There are significant penalties for failure to provide required notifications or obtain required authorizations when carrying out remediation.

When you start remediation, you may discover that one or more substances have moved to a neighbouring property and are causing (or are likely causing) contamination of that property.

If this happens, you must ensure that you meet all requirements connected to contamination migration


Confirm that remediation is complete

After physical remediation

A qualified professional must confirm that there's no contamination left at your site. They do this by:

  1. Collecting samples of environmental media from your site, such as soil, groundwater and vapour
  2. Analyzing the samples to confirm that no contamination remains at the site
    • If you've used a combination of physical and risk-based remediation, make sure a risk assessment is completed

Depending upon the details of the remediation plan for a site, confirmation of remediation may require several phases of confirmatory sampling over time. 


Information for qualified professionals

Review guidance:


After risk-based remediation

You must confirm that you've taken actions to contain, control and monitor any contamination that remains on your site. You may be required to submit a document called a Performance Verification Plan (PVP). This shows the actions you've taken and may help you get a certification, such as an Approval in Principle or Certificate of Compliance. 

Work with a qualified professional to complete a Performance Verification Plan. 


Information for qualified professionals

To determine whether a Performance Verification Plan is necessary, you must determine whether a site is classified as Type 1 or Type 2.

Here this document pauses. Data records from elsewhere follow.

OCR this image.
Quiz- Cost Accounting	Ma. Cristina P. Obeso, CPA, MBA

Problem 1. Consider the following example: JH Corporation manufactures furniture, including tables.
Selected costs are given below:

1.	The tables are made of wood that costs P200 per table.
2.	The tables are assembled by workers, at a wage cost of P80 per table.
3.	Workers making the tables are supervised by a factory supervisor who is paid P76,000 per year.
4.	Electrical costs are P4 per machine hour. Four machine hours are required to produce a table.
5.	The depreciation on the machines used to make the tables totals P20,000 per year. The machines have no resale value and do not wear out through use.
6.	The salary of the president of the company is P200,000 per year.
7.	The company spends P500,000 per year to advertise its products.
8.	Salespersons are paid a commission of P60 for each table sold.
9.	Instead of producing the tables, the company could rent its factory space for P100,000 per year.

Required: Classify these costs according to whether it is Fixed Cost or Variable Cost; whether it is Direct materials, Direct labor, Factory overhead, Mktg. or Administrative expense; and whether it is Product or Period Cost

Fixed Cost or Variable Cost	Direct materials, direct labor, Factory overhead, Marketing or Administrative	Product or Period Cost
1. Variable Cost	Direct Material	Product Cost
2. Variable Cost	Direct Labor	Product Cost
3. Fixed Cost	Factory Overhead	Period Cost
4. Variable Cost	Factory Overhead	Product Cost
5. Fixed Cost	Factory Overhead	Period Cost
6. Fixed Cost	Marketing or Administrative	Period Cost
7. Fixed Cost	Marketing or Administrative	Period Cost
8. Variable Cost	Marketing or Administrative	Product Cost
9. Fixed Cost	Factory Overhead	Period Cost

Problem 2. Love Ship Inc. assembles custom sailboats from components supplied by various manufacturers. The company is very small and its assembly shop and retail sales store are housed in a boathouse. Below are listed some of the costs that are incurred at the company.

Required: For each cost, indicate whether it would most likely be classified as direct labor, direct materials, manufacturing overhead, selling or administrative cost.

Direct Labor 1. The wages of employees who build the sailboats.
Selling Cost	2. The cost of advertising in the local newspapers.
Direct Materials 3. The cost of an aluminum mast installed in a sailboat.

After remediation is confirmed

Apply for a certification

Certification is commonly sought upon remediation completion. 

You need to submit a Confirmation of Remediation Report and other relevant information described in Section 49: Contaminated Sites Regulations (CSR) if you want to obtain certification.


The information on this web page does not replace the legislative requirements in the EMA or its regulations and it does not list all provisions for contaminated site services.

If there are differences between this information and the Act, Regulation, or Protocols, the Act, Regulation, and Protocols apply.